Will experience translate to fireworks on O?

IN 2013, Oregon State will feature something they haven't had in a while. And it's long been a key in college football, a tipping point in determining wins...

An experienced, senior-laden offensive line.

Oregon State will bring back three seniors up front – LT Michael Philipp, LG Josh Andrews and RG Grant Enger, and four starters overall with sophomore Isaac Seumalo.

Normally a sophomore up front is seen as a liability but Seumalo is the exception to the rule. His true freshman campaign was striking, so much so that he's being tabbed by some for first-team all conference honors this season.

Philipp recaptured much of his previous form this past season, he started off strong in the upset over Wisconsin and played steadily throughout the season.

Andrews is underrated. He's not flashy -- all he does is neutralize people.

Enger injured his ankle in the loss to Stanford and the Beaver o-line took a step backwards in his absence and as he continued to heal.

The lone position up for grabs is likely right tackle. Derek Nielsen would have likely been the odds-on favorite but he surprisingly transferred to Sac State.

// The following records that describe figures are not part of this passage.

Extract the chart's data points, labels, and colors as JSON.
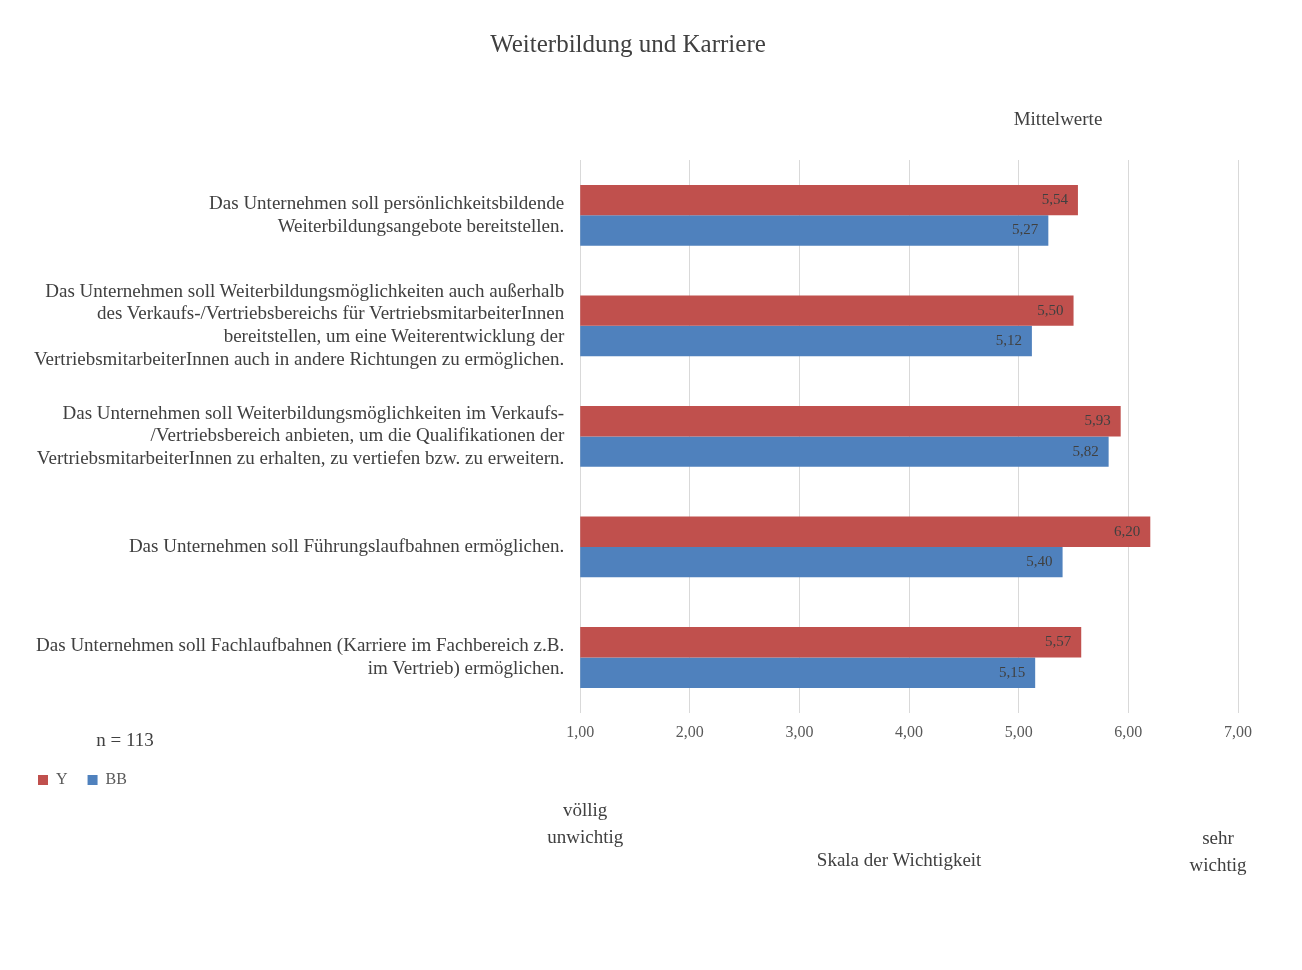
{
  "chart_data": {
    "type": "bar",
    "orientation": "horizontal",
    "title": "Weiterbildung und Karriere",
    "categories": [
      "Das Unternehmen soll persönlichkeitsbildende\nWeiterbildungsangebote bereitstellen.",
      "Das Unternehmen soll Weiterbildungsmöglichkeiten auch außerhalb\ndes Verkaufs-/Vertriebsbereichs für VertriebsmitarbeiterInnen\nbereitstellen, um eine Weiterentwicklung der\nVertriebsmitarbeiterInnen auch in andere Richtungen zu ermöglichen.",
      "Das Unternehmen soll Weiterbildungsmöglichkeiten im Verkaufs-\n/Vertriebsbereich anbieten, um die Qualifikationen der\nVertriebsmitarbeiterInnen zu erhalten, zu vertiefen bzw. zu erweitern.",
      "Das Unternehmen soll Führungslaufbahnen ermöglichen.",
      "Das Unternehmen soll Fachlaufbahnen (Karriere im Fachbereich z.B.\nim Vertrieb) ermöglichen."
    ],
    "series": [
      {
        "name": "Y",
        "color": "#c0504d",
        "values": [
          5.54,
          5.5,
          5.93,
          6.2,
          5.57
        ],
        "value_labels": [
          "5,54",
          "5,50",
          "5,93",
          "6,20",
          "5,57"
        ]
      },
      {
        "name": "BB",
        "color": "#4f81bd",
        "values": [
          5.27,
          5.12,
          5.82,
          5.4,
          5.15
        ],
        "value_labels": [
          "5,27",
          "5,12",
          "5,82",
          "5,40",
          "5,15"
        ]
      }
    ],
    "xlim": [
      1,
      7
    ],
    "xticks": [
      {
        "value": 1,
        "label": "1,00"
      },
      {
        "value": 2,
        "label": "2,00"
      },
      {
        "value": 3,
        "label": "3,00"
      },
      {
        "value": 4,
        "label": "4,00"
      },
      {
        "value": 5,
        "label": "5,00"
      },
      {
        "value": 6,
        "label": "6,00"
      },
      {
        "value": 7,
        "label": "7,00"
      }
    ],
    "grid": "x",
    "legend": "bottom left",
    "annotations": [
      "Mittelwerte",
      "n = 113",
      "völlig\nunwichtig",
      "sehr\nwichtig",
      "Skala der Wichtigkeit"
    ]
  }
}
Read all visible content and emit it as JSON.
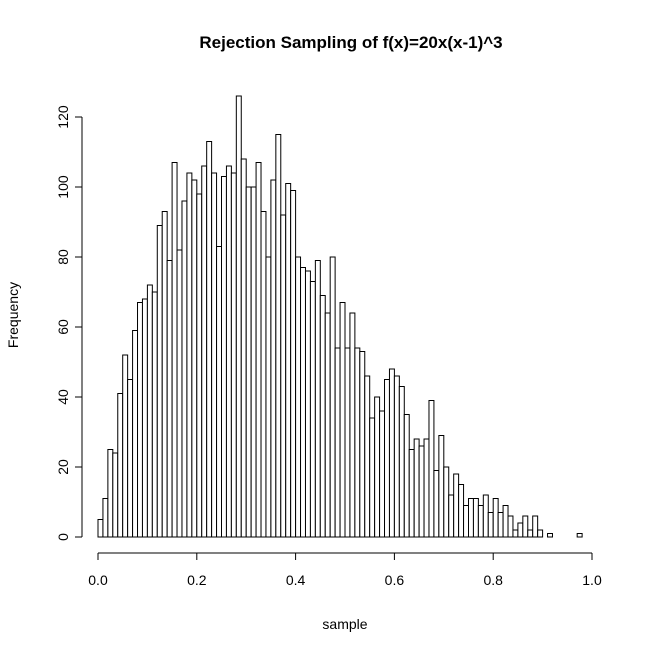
{
  "chart_data": {
    "type": "bar",
    "title": "Rejection Sampling of f(x)=20x(x-1)^3",
    "xlabel": "sample",
    "ylabel": "Frequency",
    "xlim": [
      0,
      1
    ],
    "ylim": [
      0,
      126
    ],
    "x_ticks": [
      "0.0",
      "0.2",
      "0.4",
      "0.6",
      "0.8",
      "1.0"
    ],
    "y_ticks": [
      "0",
      "20",
      "40",
      "60",
      "80",
      "100",
      "120"
    ],
    "grid": false,
    "bin_width": 0.01,
    "bin_start": 0.0,
    "values": [
      5,
      11,
      25,
      24,
      41,
      52,
      45,
      59,
      67,
      68,
      72,
      70,
      89,
      93,
      79,
      107,
      82,
      96,
      104,
      102,
      98,
      106,
      113,
      104,
      83,
      103,
      106,
      104,
      126,
      108,
      100,
      100,
      107,
      93,
      80,
      102,
      115,
      92,
      101,
      99,
      80,
      77,
      76,
      73,
      79,
      69,
      64,
      80,
      54,
      67,
      54,
      64,
      54,
      53,
      46,
      34,
      40,
      36,
      45,
      48,
      46,
      43,
      35,
      25,
      28,
      26,
      28,
      39,
      19,
      29,
      20,
      12,
      18,
      15,
      9,
      11,
      11,
      9,
      12,
      7,
      11,
      7,
      9,
      6,
      2,
      4,
      6,
      2,
      6,
      2,
      0,
      1,
      0,
      0,
      0,
      0,
      0,
      1
    ]
  }
}
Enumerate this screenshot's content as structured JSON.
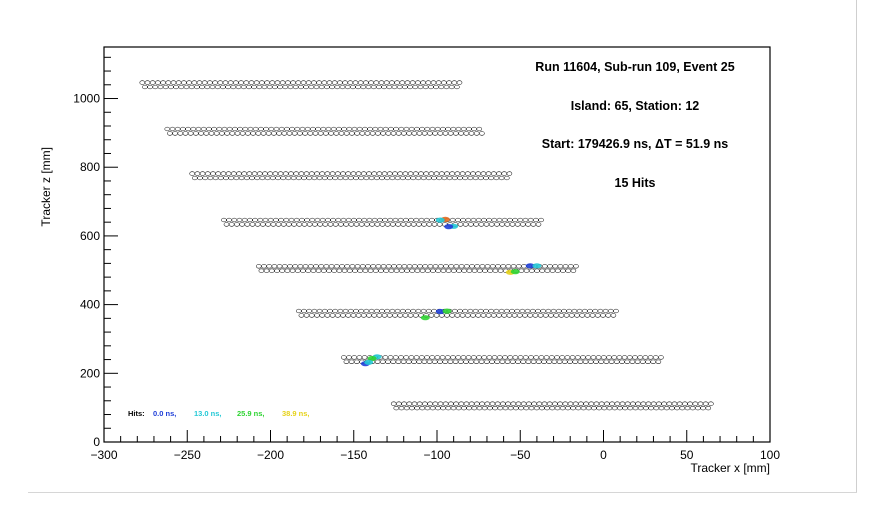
{
  "chart_data": {
    "type": "scatter",
    "xlabel": "Tracker x [mm]",
    "ylabel": "Tracker z [mm]",
    "xlim": [
      -300,
      100
    ],
    "ylim": [
      0,
      1150
    ],
    "x_ticks": [
      -300,
      -250,
      -200,
      -150,
      -100,
      -50,
      0,
      50,
      100
    ],
    "x_tick_labels": [
      "−300",
      "−250",
      "−200",
      "−150",
      "−100",
      "−50",
      "0",
      "50",
      "100"
    ],
    "y_ticks": [
      0,
      200,
      400,
      600,
      800,
      1000
    ],
    "y_tick_labels": [
      "0",
      "200",
      "400",
      "600",
      "800",
      "1000"
    ],
    "grid": false,
    "annotations": [
      "Run 11604, Sub-run 109, Event 25",
      "Island: 65, Station: 12",
      "Start: 179426.9 ns, ΔT = 51.9 ns",
      "15 Hits"
    ],
    "legend": {
      "title": "Hits:",
      "entries": [
        {
          "label": "0.0 ns,",
          "color": "#1f3fd8"
        },
        {
          "label": "13.0 ns,",
          "color": "#25c9d6"
        },
        {
          "label": "25.9 ns,",
          "color": "#2fd433"
        },
        {
          "label": "38.9 ns,",
          "color": "#e6d21a"
        }
      ]
    },
    "modules": [
      {
        "z": 1040,
        "x_start": -277,
        "x_end": -86
      },
      {
        "z": 905,
        "x_start": -262,
        "x_end": -72
      },
      {
        "z": 775,
        "x_start": -247,
        "x_end": -56
      },
      {
        "z": 640,
        "x_start": -228,
        "x_end": -37
      },
      {
        "z": 505,
        "x_start": -207,
        "x_end": -16
      },
      {
        "z": 375,
        "x_start": -183,
        "x_end": 9
      },
      {
        "z": 240,
        "x_start": -156,
        "x_end": 35
      },
      {
        "z": 105,
        "x_start": -126,
        "x_end": 65
      }
    ],
    "hits": [
      {
        "x": -95,
        "z": 648,
        "color": "#e36a1e"
      },
      {
        "x": -98,
        "z": 646,
        "color": "#25c9d6"
      },
      {
        "x": -90,
        "z": 628,
        "color": "#25c9d6"
      },
      {
        "x": -93,
        "z": 627,
        "color": "#1f3fd8"
      },
      {
        "x": -56,
        "z": 494,
        "color": "#e6d21a"
      },
      {
        "x": -53,
        "z": 496,
        "color": "#2fd433"
      },
      {
        "x": -44,
        "z": 513,
        "color": "#1f3fd8"
      },
      {
        "x": -40,
        "z": 513,
        "color": "#25c9d6"
      },
      {
        "x": -98,
        "z": 380,
        "color": "#1f3fd8"
      },
      {
        "x": -94,
        "z": 381,
        "color": "#2fd433"
      },
      {
        "x": -107,
        "z": 362,
        "color": "#2fd433"
      },
      {
        "x": -136,
        "z": 248,
        "color": "#25c9d6"
      },
      {
        "x": -139,
        "z": 243,
        "color": "#2fd433"
      },
      {
        "x": -143,
        "z": 228,
        "color": "#1f3fd8"
      },
      {
        "x": -141,
        "z": 232,
        "color": "#25c9d6"
      }
    ]
  }
}
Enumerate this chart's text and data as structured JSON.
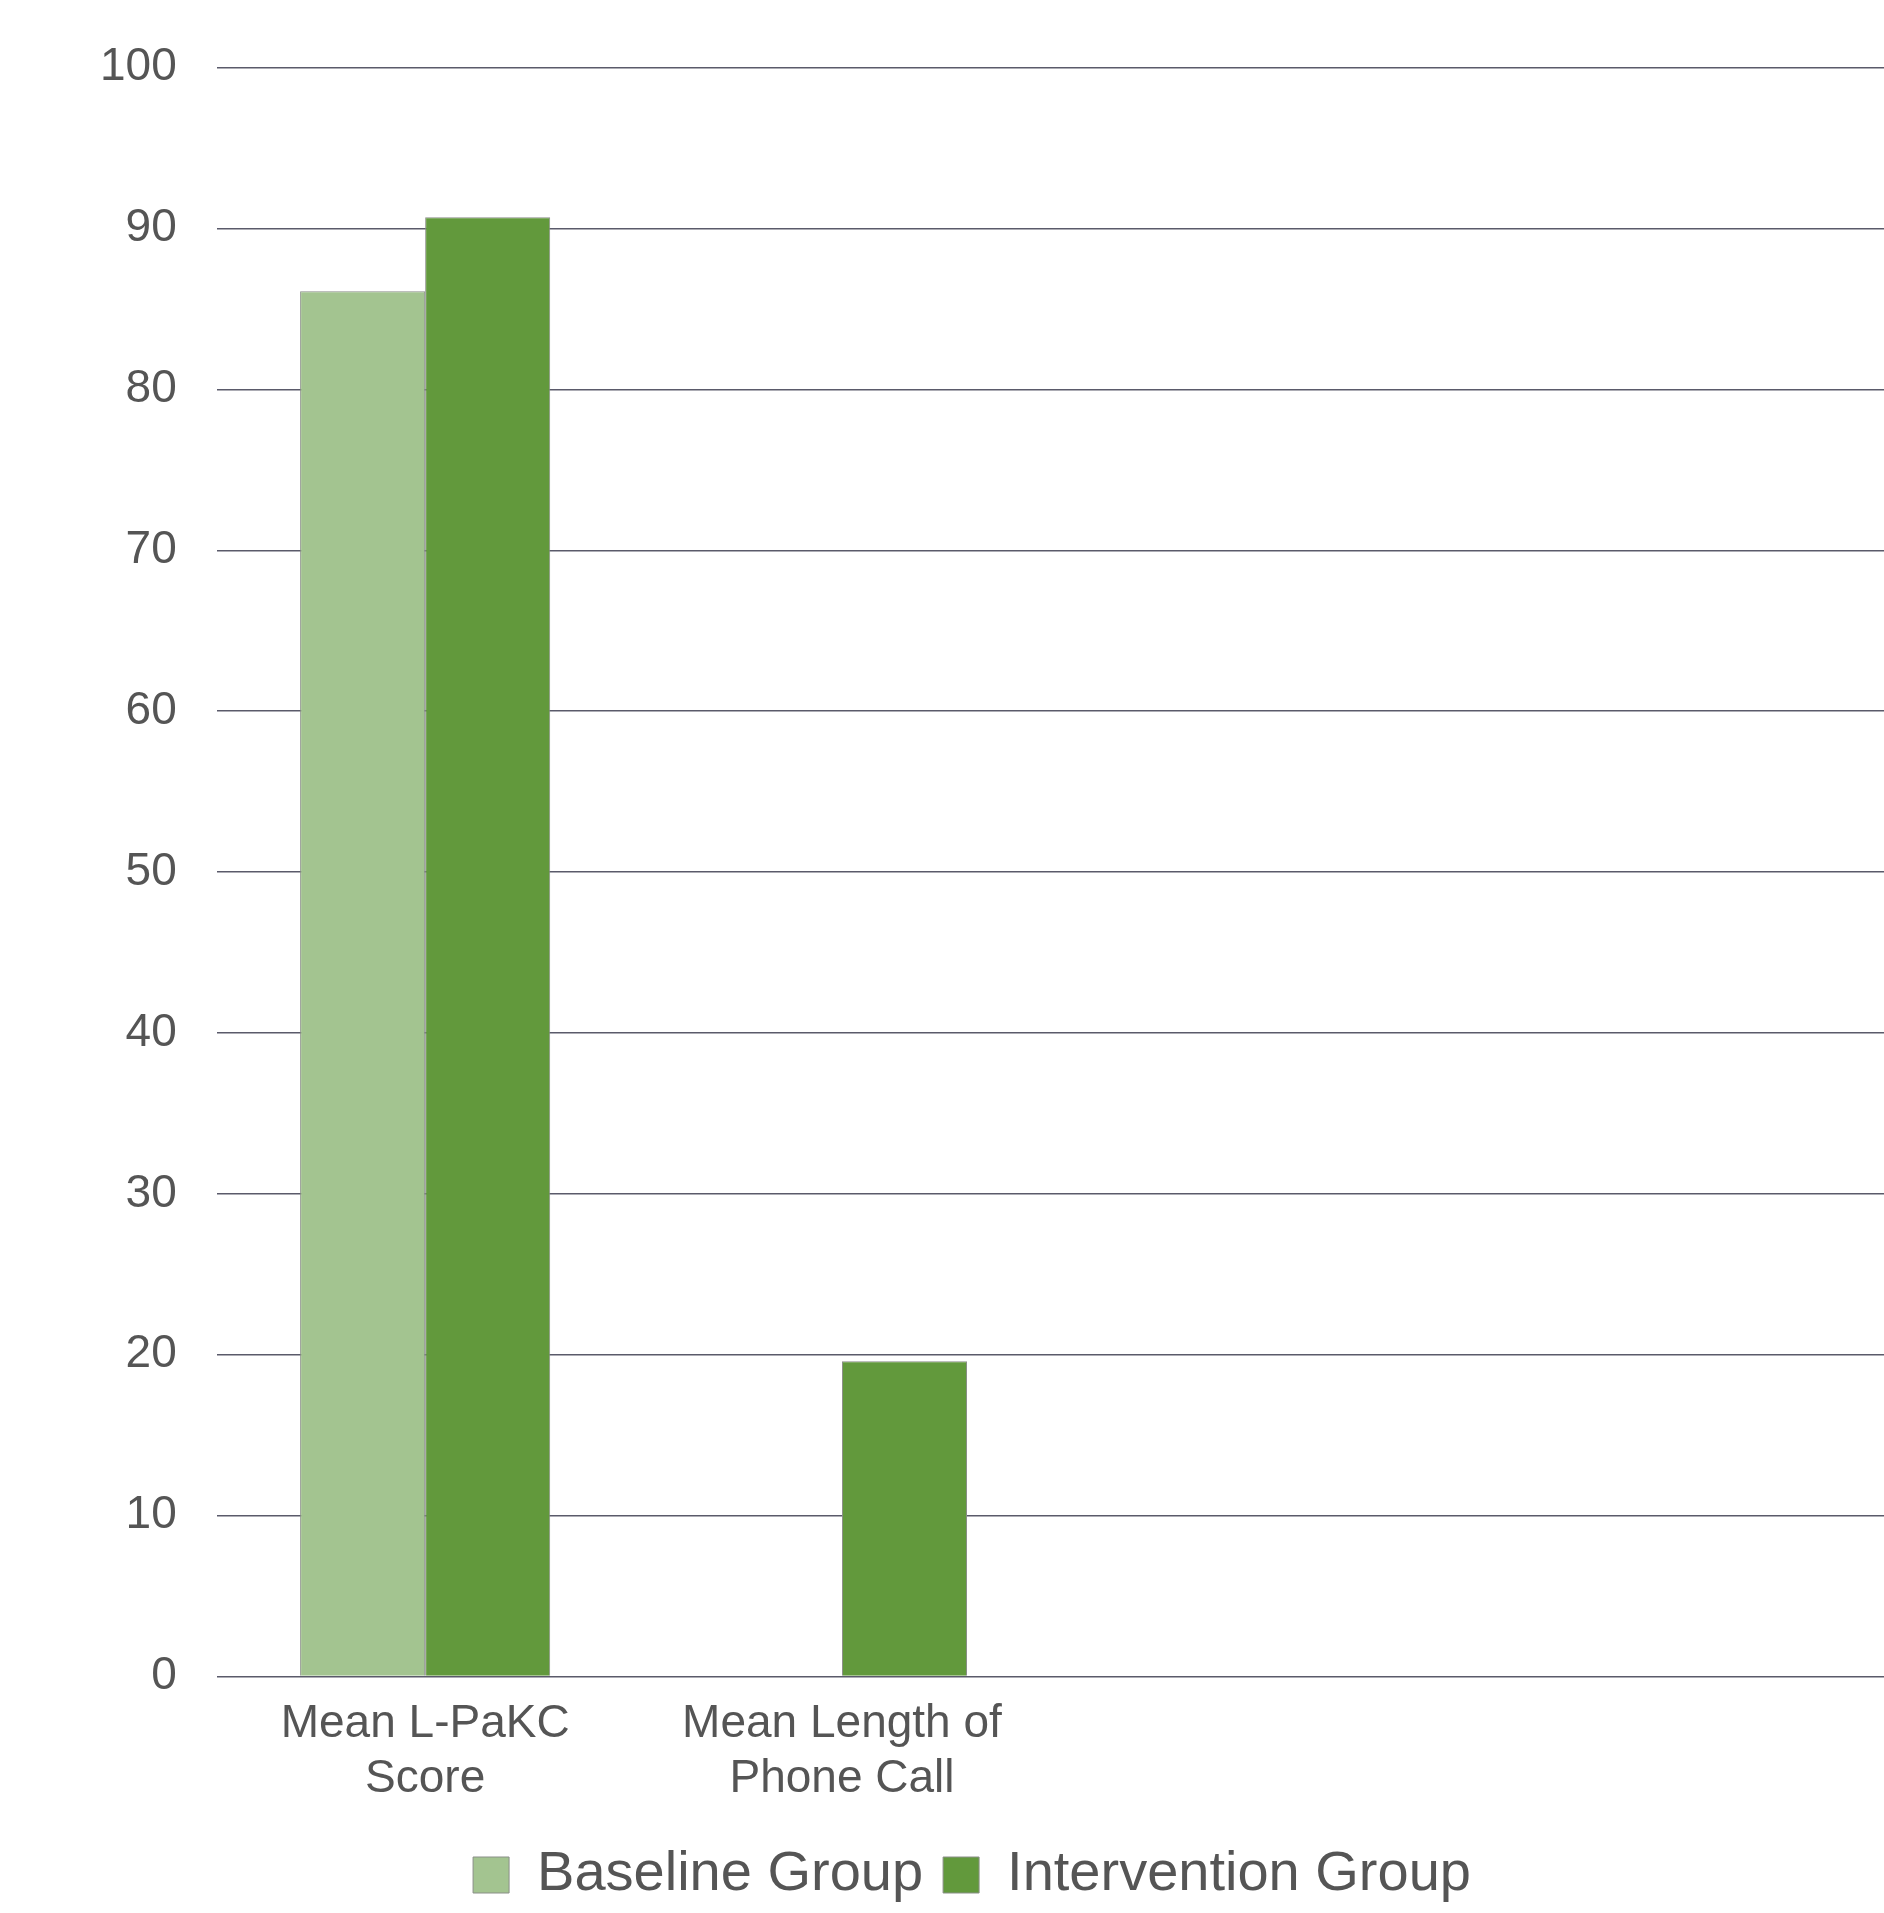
{
  "chart_data": {
    "type": "bar",
    "categories": [
      "Mean L-PaKC Score",
      "Mean Length of Phone Call",
      null,
      null
    ],
    "series": [
      {
        "name": "Baseline Group",
        "color": "#a3c490",
        "values": [
          86.1,
          null,
          null,
          null
        ]
      },
      {
        "name": "Intervention Group",
        "color": "#62993c",
        "values": [
          90.7,
          19.6,
          null,
          null
        ]
      }
    ],
    "ylim": [
      0,
      100
    ],
    "yticks": [
      0,
      10,
      20,
      30,
      40,
      50,
      60,
      70,
      80,
      90,
      100
    ],
    "grid": "y",
    "legend": "bottom"
  }
}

His chief competition would have been Gavin Andrews, the player most are picking to now assume the starting role.

Andrews is a load at 6-5, 325, and he has a background as a wrestler. Those kinds of o-linemen tend to use leverage better and understand pad level earlier. Andrews was a true freshman this past season but is beginning to steadily work his way up the ladder.

Beyond those five, Josh Mitchell, Grant Bays, David Keller, Justin Addie and Roman Sapolu are also in the mix. Mitchell in particular figures to be a valuable piece in that he's versatile, with the ability to line up at any of the interior spots. Headed into the spring, he figures to be the Beavs' super sub at this point.

Oregon State's starting five last year only failed to miss two starts, with Nielsen filling in twice for Enger. If the Beavs in 2013 can remain similarily healthy, they could be one of the conference's better units. To do that, though, they will need to improve in run blocking.

OSU provided a nice pocket for the most part in 2012 for their QBs, but the same wasn't true of the running lanes. Sometimes they were there, sometimes they weren't.

Oregon State rushed for 1,617 yards last year, an average of 124.4 per game. But 230 of those hashes came against Nicholls State.

Too many times last season, OSU was stymied in their running game, the trifecta of Storm Woods, Terron Ward and Malcolm Agnew failed to move the chains and put together 100-yard performances.

The running lanes just weren't there and OSU did not have a back who could consistently make yards all on his own.. This year, with all the experience returning, that should change. And that freedom to run would in turn open up the passing game even further.

Oregon State ranked No. 43 among 119 teams in total offense last season. It wouldn't be a surprise to see the Beavs jump into the Top 25 there in 2013, with the offensive line leading the way.